Les Européens refusent de commenter sur le fond, le bras de fer toujours plus tendu entre Madrid et les indépendantistes catalans, mais sans parvenir à masquer leur malaise face à cette crise sans précédent dans l'Union Européenne.
A 8 jours du référendum sur l'indépendance de la Catalogne, une vingtaine d'opérations policières ont débouché sur l'arrestation de 14 cadres du gouvernement régional catalan et la saisie de millions de bulletins de vote, compromettant l'organisation de cette consultation interdite par la justice espagnole.
"Nous avons exprimé notre position plusieurs fois à tous les niveaux", a rappelé jeudi un porte-parole de la Commission, Margaritis Schinas, pressé jeudi de commenter ces évènements.
Bruxelles répète inlassablement "la doctrine Prodi", du nom de Romano Prodi, un ancien président de la Commission, qui avait stipulé en 2004 qu'un Etat né d'une sécession au sein de l'UE ne serait pas automatiquement considéré comme faisant partie de l'Union.
La semaine dernière, Jean-Claude Juncker, l'actuel président de l'exécutif européen, a prévenu qu'il tiendrait compte des "arrêts de la Cour constitutionnelle espagnole et du parlement espagnol", autrement dit qu'il attendrait leur feu vert, avant de reconnaître une déclaration d'indépendance en Catalogne.
De Paris où l'on réclame le "respect du cadre institutionnel espagnol" à Bratislava où l'on demande d'agir "conformément à la Constitution espagnole", les chancelleries se conforment presque mot pour mot à la ligne suivie par Madrid.
Ce serait un "précédent terrible" pour l'Europe déjà en crise
"Une reconnaissance de la Catalogne créerait un précédent terrible pour l'UE, que Bruxelles aurait du mal à gérer et dont tout mouvement séparatiste pourrait se servir par la suite", relève Dan Dungaciu, le directeur de l'Institut d'études politiques et de relations internationales de Bucarest.
Contrairement à la plupart des autres capitales européennes, Madrid n'a d'ailleurs jamais reconnu l'indépendance du Kosovo, quitte à freiner les efforts diplomatiques européens en vue d'apaiser les tensions dans les Balkans.
Mais dans certains Etats membres, le malaise était perceptible après les opérations de police, auxquelles des milliers de partisans du référendum ont riposté en descendant dans les rues de Barcelone.
"Nous suivons tout ce processus avec une très très grande inquiétude", a admis jeudi un diplomate de haut rang, même si, "ce que nous disons en général à ce stade, c'est que nous faisons confiance à la démocratie".

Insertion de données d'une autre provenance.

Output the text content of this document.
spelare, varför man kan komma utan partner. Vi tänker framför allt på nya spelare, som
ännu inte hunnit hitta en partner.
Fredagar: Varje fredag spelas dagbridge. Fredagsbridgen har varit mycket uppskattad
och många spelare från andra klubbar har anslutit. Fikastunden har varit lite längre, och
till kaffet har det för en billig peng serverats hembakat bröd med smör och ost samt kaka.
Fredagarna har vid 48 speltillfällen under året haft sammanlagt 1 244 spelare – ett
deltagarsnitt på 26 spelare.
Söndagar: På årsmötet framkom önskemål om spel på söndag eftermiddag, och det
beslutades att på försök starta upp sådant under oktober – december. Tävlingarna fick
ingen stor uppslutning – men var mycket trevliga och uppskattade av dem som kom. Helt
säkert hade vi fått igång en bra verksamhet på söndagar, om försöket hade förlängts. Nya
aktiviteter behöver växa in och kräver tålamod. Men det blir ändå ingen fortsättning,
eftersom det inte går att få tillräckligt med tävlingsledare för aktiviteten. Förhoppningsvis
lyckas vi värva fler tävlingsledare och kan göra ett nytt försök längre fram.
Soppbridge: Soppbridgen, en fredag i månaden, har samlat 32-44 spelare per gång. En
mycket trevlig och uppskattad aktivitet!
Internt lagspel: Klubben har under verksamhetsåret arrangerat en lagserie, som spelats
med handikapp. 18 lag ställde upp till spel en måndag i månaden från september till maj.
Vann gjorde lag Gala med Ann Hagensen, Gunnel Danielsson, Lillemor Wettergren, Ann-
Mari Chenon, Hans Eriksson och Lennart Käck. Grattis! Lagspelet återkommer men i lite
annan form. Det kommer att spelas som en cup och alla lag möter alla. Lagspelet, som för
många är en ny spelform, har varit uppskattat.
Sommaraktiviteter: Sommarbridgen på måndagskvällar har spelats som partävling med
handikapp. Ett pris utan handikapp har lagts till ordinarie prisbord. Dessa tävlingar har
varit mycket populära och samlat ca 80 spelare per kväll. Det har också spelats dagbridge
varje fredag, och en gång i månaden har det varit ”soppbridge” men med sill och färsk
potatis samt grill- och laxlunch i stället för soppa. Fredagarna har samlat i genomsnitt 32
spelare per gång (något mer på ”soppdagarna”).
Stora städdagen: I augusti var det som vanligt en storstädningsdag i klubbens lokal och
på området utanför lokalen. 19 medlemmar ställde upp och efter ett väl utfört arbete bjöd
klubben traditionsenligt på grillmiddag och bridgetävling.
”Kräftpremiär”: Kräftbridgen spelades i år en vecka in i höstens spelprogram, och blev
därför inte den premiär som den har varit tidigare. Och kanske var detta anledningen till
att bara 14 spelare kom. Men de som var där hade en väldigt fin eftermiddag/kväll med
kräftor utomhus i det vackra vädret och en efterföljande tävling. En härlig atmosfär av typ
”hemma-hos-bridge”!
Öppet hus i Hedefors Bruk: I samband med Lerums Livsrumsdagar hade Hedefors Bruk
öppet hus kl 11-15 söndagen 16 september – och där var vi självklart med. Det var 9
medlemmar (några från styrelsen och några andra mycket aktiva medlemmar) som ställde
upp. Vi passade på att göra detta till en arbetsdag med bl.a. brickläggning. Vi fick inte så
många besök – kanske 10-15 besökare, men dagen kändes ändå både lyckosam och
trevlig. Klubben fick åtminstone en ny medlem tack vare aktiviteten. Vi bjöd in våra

"Même s'il agit dans le cadre de la loi, le gouvernement espagnol gère très mal cette situation", s'est alarmé un autre diplomate, s'exprimant lui aussi sous couvert d'anonymat. "Dépêcher la Guardia civil pour procéder à des arrestations envoie un signal très négatif", a-t-il insisté.
"Il ne s'agit pas juste d'indépendance, du oui ou du non. Il ne s'agit pas seulement des relations entre la Catalogne et l'Espagne (..) Il s'agit ici des droits civiques et des normes démocratiques" dans l'UE, a fulminé jeudi Amadeu Altafaj, le représentant du gouvernement catalan à Bruxelles.
"Nous comprenons tout à fait que la Commission ne veuille pas s'immiscer", mais elle devrait adresser "un message positif, constructif, qui encouragerait au moins les parties à engager un dialogue politique", a-t-il estimé.
Sans surprise, les indépendantistes catalans ont reçu le soutien d'autres dirigeants séparatistes comme la Première ministre écossaise Nicola Sturgeon, qui a appelé au respect du "droit à l'autodétermination des peuples", et le Flamand Geert Bourgeois, qui réclame "une médiation internationale".